From a student’s perspective, it looks a little different.
It can be no surprise that the public image of nursing is pretty poor. The media presents us as too busy and too ambitious to care for our patients, as hardcore party-girls (male nurses are never mentioned) happy to ignore filth and suffering as long as we get through our shifts.
This image is hardly going to be helped by striking, thus ‘not caring’ for our patients for something as inconsequential as pensions.
Pensions and work conditions are a vital part of re-numeration packages, but the cuts proposed to them are not simply about finances.
The heart of the matter is the way the cuts undermine the profession we have built up- it is an attack on the standing of nursing within the heart of communities. This message is not going to make it into media coverage of any strikes. Instead, for those who are watching, un- or under- employed, the message is that those with secure(ish) jobs are complaining about a future they cannot imagine for themselves.

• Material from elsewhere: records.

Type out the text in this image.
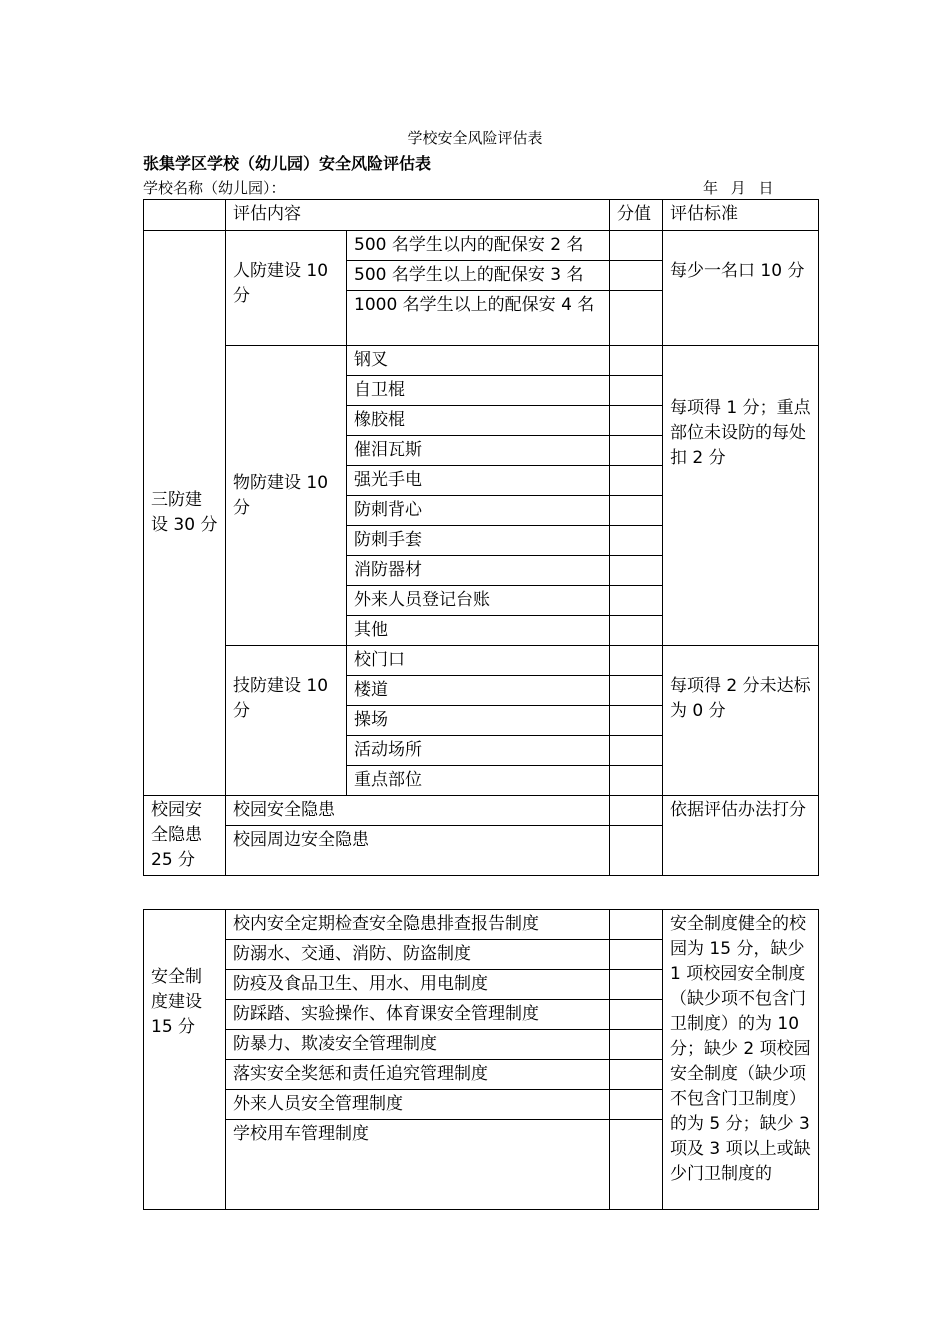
学校安全风险评估表
张集学区学校（幼儿园）安全风险评估表
学校名称（幼儿园）：	年 月 日
	评估内容		分值	评估标准
三防建设 30 分	人防建设 10 分	500 名学生以内的配保安 2 名		每少一名口 10 分
		500 名学生以上的配保安 3 名		
		1000 名学生以上的配保安 4 名		
	物防建设 10 分	钢叉		每项得 1 分；重点部位未设防的每处扣 2 分
		自卫棍		
		橡胶棍		
		催泪瓦斯		
		强光手电		
		防刺背心		
		防刺手套		
		消防器材		
		外来人员登记台账		
		其他		
	技防建设 10 分	校门口		每项得 2 分未达标为 0 分
		楼道		
		操场		
		活动场所		
		重点部位		
校园安全隐患 25 分	校园安全隐患			依据评估办法打分
	校园周边安全隐患			
安全制度建设 15 分	校内安全定期检查安全隐患排查报告制度		安全制度健全的校园为 15 分，缺少 1 项校园安全制度（缺少项不包含门卫制度）的为 10 分；缺少 2 项校园安全制度（缺少项不包含门卫制度）的为 5 分；缺少 3 项及 3 项以上或缺少门卫制度的
	防溺水、交通、消防、防盗制度		
	防疫及食品卫生、用水、用电制度		
	防踩踏、实验操作、体育课安全管理制度		
	防暴力、欺凌安全管理制度		
	落实安全奖惩和责任追究管理制度		
	外来人员安全管理制度		
	学校用车管理制度		
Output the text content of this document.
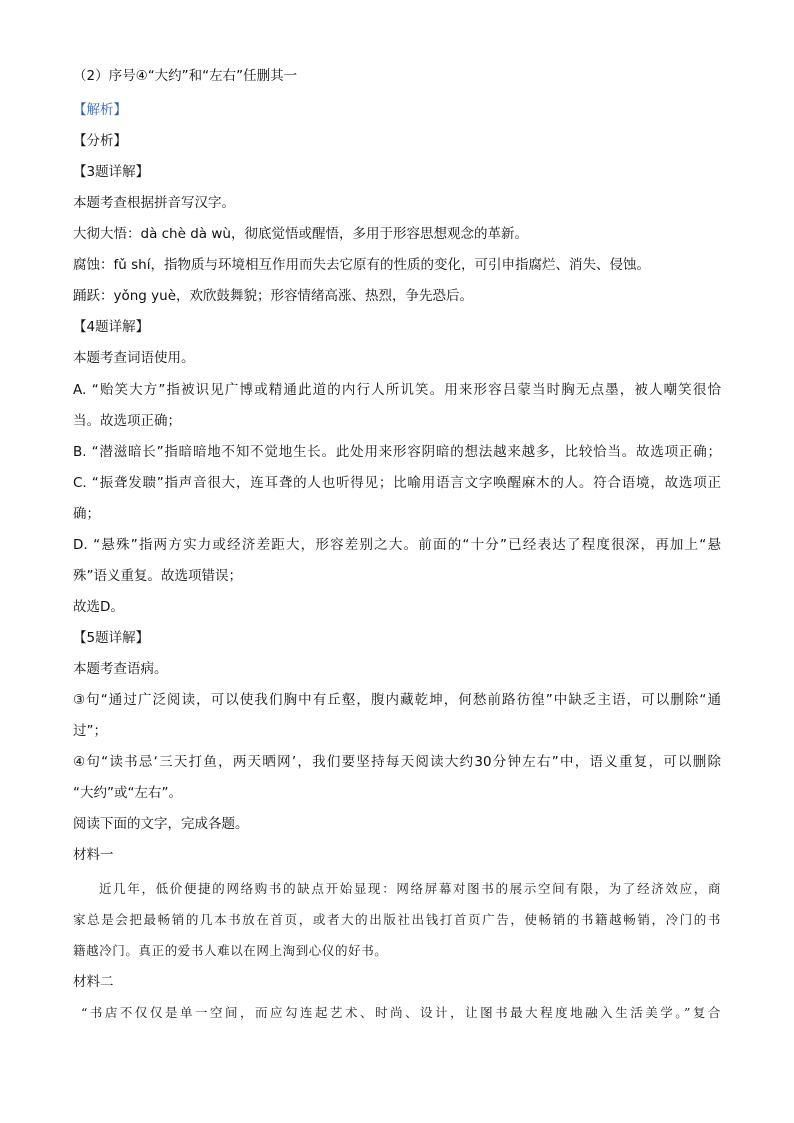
（2）序号④“大约”和“左右”任删其一
【解析】
【分析】
【3题详解】
本题考查根据拼音写汉字。
大彻大悟：dà chè dà wù，彻底觉悟或醒悟，多用于形容思想观念的革新。
腐蚀：fǔ shí，指物质与环境相互作用而失去它原有的性质的变化，可引申指腐烂、消失、侵蚀。
踊跃：yǒng yuè，欢欣鼓舞貌；形容情绪高涨、热烈，争先恐后。
【4题详解】
本题考查词语使用。
A. “贻笑大方”指被识见广博或精通此道的内行人所讥笑。用来形容吕蒙当时胸无点墨，被人嘲笑很恰
当。故选项正确；
B. “潜滋暗长”指暗暗地不知不觉地生长。此处用来形容阴暗的想法越来越多，比较恰当。故选项正确；
C. “振聋发聩”指声音很大，连耳聋的人也听得见；比喻用语言文字唤醒麻木的人。符合语境，故选项正
确；
D. “悬殊”指两方实力或经济差距大，形容差别之大。前面的“十分”已经表达了程度很深，再加上“悬
殊”语义重复。故选项错误；
故选D。
【5题详解】
本题考查语病。
③句“通过广泛阅读，可以使我们胸中有丘壑，腹内藏乾坤，何愁前路彷徨”中缺乏主语，可以删除“通
过”；
④句“读书忌‘三天打鱼，两天晒网’，我们要坚持每天阅读大约30分钟左右”中，语义重复，可以删除
“大约”或“左右”。
阅读下面的文字，完成各题。
材料一
近几年，低价便捷的网络购书的缺点开始显现：网络屏幕对图书的展示空间有限，为了经济效应，商
家总是会把最畅销的几本书放在首页，或者大的出版社出钱打首页广告，使畅销的书籍越畅销，冷门的书
籍越冷门。真正的爱书人难以在网上淘到心仪的好书。
材料二
“书店不仅仅是单一空间，而应勾连起艺术、时尚、设计，让图书最大程度地融入生活美学。”复合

It’s not just those who have been made redundant or are working reduced hours that will be horrified at nurses ‘abandoning’ their patients.
Across the private sector, pay, pensions and other benefits have been slashed in this recession. As everyone else makes sacrifices, the feeling will be that holding the government to ransom by ‘with-holding care’ is somewhat grotesque, regardless of the realities of the way the strike is undertaken and managed.
One only has to look at the lukewarm reception the recent teacher’s strike received to understand that striking is not the force it once was. The idea that nursing has suffered blow after blow over the last decade, leaving morale scraping the barrel will be lost in the faces of families worried about their relatives. If the RCN wants to improve conditions, it must convince the public that we are worth it. That is their real challenge.
As for me and other student nurses out there, well, we’ll support future action. If we can ever find a job that is …
Lorna McLean is a final year student studying child health nursing at Edinburgh Napier. Lorna has a MA (hons) degree in politics and international relations.